The overview of relevant empirical literature reveals that education is closely linked to individual and social prosperity as reflected by economic growth, employment and income. The results of our empirical analysis allow us to draw the following conclusions for regions. Firstly, there is evidence of bidirectional long-run causality running from all levels of education to GDP. In addition, in terms of short-run relationship there is a unidirectional causality running from primary education to GDP per worker, bidirectional causality among secondary education and higher education and GDP per worker. Secondly, the elasticity of regional GDP per worker with respect to primary, secondary and higher education, is −0.13, 0.28 and 0.13 respectively. Therefore, secondary and afterwards higher education have a positive impact to the growth process on the economies of the Greek regions during the relevant transitional period. A possible explanation could be that during the examined period, GDP has been steadily rising (apart from 2008–2012), while the share of workers with primary education has been decreasing. On the contrary, the shares of workers with secondary and higher education increased steadily at the same period, with an average annual growth of 2.70 and 4.65% respectively. Furthermore, the contribution of physical capital is also positive and its elasticity ranges from 0.09 to 0.15.

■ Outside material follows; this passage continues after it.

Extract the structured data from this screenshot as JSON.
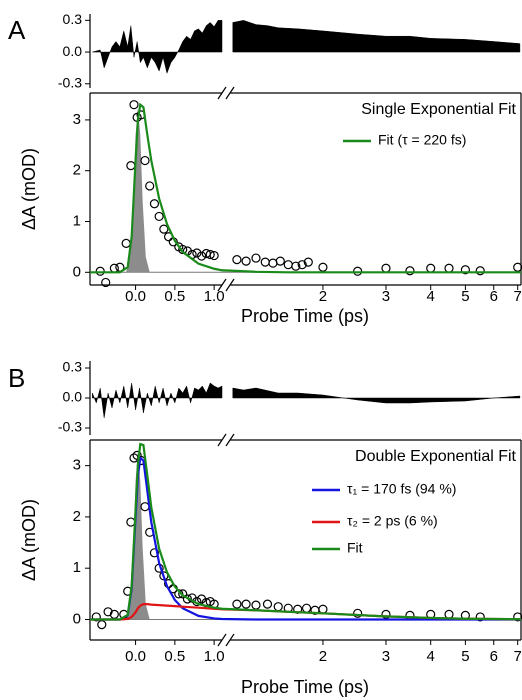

Finally, there are major differences between the two sub-groups of regions. In particular, for low-income regions, secondary education has had a stronger positive impact on regional GDP than higher education, while for high-income regions, higher education was more important for GDP than secondary education. Regarding investments, it seems that its contribution is about 0.18 in low-income regions, while it is insignificant in high-income regions. These results are in line with the findings of previous studies suggesting that mostly highly skilled workers matter for economic growth in technologically advanced/developed economies. Therefore, overall empirical evidence of the study supports the idea that education contributes to regional GDP in Greece.

Policy makers and education planners in Greece have to take into account that education (proxied by quantity variables) has increased during the last four decades and the average years of education of the population is within the average levels of the E.U and O.E.C.D countries, in order to foster economic prosperity. Additionally, reports indicate that the quality of education is still at low levels, focusing public interest on the improvement of the quality of education.

Given that there has not been any research on the effect of quality of education on economic growth, it is estimated that further related research should be directed into investigating the contribution of the quality of education on regional economic growth.